Southern Alberta Rare Blood and Bleeding Disorders Comprehensive Care Program, Foothills Medical Centre, Calgary, Alberta, Canada.
Thromb Haemost. 2021 Mar;121(3):332-340. doi: 10.1055/s-0040-1718373. Epub 2020 Oct 29.
Platelet transfusion is the standard treatment to control or prevent bleeding in patients with Glanzmann's thrombasthenia (GT), but platelets are often unavailable. Recombinant activated factor VII (rFVIIa) is an effective alternative to platelets in patients with GT with past/present refractoriness to platelet transfusions and antibodies to platelets. However, there is an unmet need for an alternative to platelets in patients without antibodies. This report summarizes evidence of efficacy and safety of rFVIIa in patients with GT without refractoriness or antibodies to platelets from three different sources: the Glanzmann's Thrombasthenia Registry (GTR), published literature (January 01, 1999 to December 01, 2017), and the Novo Nordisk safety surveillance database. In the GTR, 133 patients received rFVIIa for the treatment of 333 bleeding episodes and prevention of bleeding in 157 surgical procedures. Overall efficacy rates were 79 and 88%, respectively, in patients treated for bleeding episodes or for the prevention of bleeding during surgery; effectiveness was generally similar across refractoriness/antibody status categories. Median dose per infusion of rFVIIa was close to that recommended for patients with GT (90 µg/kg). Data from 14 published case reports also demonstrated that rFVIIa is effective with an acceptable safety profile in patients with GT without antibodies to platelets. Analysis of adverse events reported in GTR and in Novo Nordisk safety surveillance database did not raise any new safety concerns. These data supported the label extension of rFVIIa to include cases where platelets are not readily available, which was approved by the European Medicines Agency in December 2018.
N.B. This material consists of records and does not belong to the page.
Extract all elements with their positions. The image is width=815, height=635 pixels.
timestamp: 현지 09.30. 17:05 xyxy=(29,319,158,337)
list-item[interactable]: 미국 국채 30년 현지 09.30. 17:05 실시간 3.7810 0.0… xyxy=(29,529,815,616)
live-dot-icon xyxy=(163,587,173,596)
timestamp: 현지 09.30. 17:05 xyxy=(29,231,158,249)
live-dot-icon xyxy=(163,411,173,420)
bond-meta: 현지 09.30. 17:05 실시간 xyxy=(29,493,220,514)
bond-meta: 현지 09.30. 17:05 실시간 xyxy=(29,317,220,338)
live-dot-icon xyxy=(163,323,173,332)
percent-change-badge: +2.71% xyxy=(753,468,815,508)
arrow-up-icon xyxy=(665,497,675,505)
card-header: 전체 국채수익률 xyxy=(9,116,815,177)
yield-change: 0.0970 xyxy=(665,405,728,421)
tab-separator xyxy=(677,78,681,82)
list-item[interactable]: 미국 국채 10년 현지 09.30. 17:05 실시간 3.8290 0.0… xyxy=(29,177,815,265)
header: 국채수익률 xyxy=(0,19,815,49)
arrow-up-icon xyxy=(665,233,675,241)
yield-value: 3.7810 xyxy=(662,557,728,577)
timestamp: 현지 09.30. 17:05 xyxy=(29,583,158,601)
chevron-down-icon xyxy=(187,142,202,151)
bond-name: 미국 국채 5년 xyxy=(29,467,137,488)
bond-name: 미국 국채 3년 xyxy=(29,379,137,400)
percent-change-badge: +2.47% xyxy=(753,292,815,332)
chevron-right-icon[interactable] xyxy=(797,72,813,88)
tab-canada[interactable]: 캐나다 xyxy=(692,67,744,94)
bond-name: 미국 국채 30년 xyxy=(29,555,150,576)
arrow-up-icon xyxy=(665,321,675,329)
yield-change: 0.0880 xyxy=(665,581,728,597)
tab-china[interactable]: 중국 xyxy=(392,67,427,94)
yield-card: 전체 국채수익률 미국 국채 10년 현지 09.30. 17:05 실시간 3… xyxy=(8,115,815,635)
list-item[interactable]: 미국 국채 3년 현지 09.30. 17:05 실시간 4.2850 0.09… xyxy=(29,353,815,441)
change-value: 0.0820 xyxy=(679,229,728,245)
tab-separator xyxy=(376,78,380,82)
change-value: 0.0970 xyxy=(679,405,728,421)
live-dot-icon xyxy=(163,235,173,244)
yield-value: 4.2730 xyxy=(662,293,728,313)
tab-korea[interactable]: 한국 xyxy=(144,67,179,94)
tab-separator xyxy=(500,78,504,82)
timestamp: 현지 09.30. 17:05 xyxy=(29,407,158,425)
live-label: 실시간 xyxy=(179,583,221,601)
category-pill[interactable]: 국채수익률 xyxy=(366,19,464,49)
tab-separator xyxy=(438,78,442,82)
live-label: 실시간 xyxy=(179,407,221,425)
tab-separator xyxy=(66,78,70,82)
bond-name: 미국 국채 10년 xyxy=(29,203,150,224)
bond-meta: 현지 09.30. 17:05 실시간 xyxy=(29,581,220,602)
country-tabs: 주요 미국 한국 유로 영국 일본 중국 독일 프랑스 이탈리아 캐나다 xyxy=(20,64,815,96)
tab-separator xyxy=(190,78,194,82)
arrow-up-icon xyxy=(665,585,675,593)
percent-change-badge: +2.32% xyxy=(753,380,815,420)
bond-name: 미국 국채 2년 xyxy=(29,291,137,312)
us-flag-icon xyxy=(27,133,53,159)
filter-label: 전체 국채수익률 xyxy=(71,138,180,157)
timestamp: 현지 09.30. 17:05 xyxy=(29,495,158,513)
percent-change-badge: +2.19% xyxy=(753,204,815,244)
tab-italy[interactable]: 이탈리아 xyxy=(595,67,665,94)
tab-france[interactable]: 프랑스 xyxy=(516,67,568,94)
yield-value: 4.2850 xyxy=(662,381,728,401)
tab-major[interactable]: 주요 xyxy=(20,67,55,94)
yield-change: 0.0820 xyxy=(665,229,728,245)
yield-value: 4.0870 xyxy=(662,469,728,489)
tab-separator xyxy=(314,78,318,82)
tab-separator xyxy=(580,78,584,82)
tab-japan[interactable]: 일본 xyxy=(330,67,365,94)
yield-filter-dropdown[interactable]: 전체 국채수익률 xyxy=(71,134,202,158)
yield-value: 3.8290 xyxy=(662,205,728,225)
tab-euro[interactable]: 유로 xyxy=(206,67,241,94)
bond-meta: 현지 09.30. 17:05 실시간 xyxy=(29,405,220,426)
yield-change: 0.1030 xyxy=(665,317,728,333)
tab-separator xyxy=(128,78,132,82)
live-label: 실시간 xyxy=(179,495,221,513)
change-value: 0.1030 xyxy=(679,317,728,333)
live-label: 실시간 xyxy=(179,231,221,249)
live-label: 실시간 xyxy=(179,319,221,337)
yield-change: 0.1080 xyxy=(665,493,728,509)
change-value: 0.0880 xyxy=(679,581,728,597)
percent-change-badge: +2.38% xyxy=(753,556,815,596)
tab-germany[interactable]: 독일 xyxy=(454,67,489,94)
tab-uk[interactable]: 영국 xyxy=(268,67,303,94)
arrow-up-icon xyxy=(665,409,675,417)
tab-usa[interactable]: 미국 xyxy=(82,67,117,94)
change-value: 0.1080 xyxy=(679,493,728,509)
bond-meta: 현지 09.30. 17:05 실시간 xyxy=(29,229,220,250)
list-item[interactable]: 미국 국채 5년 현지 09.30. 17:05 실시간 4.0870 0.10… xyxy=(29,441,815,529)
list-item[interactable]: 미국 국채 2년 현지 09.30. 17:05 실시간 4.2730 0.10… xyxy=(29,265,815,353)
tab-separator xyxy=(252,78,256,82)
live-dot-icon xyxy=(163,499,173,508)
血小板输注是控制或预防 Glanzmann 血小板无力症(GT)患者出血的标准治疗方法,但血小板往往供应不足。重组活化因子 VII(rFVIIa)是 GT 患者对血小板输注和血小板抗体既往/现在有反应性的有效替代物。然而,对于没有抗体的 GT 患者,仍然需要血小板的替代物。本报告总结了来自三个不同来源的无反应性或无血小板抗体的 GT 患者使用 rFVIIa 的疗效和安全性证据:Glanzmann's Thrombasthenia Registry(GTR)、已发表的文献(1999 年 1 月 1 日至 2017 年 12 月 1 日)和诺和诺德安全监测数据库。在 GTR 中,133 名患者因 333 次出血发作和 157 次手术出血预防而接受 rFVIIa 治疗。分别有 79%和 88%的患者在治疗出血发作或预防手术期间出血的疗效,在反应性/抗体状态类别中,有效性基本相似。rFVIIa 每次输注的中位数剂量接近 GT 患者推荐剂量(90µg/kg)。来自 14 份已发表病例报告的数据也表明,rFVIIa 在无血小板抗体的 GT 患者中具有良好的疗效和可接受的安全性。对 GTR 和诺和诺德安全监测数据库中报告的不良事件的分析未提出任何新的安全性问题。这些数据支持了 rFVIIa 标签扩展,包括血小板不易获得的情况,该扩展于 2018 年 12 月获得欧洲药品管理局批准。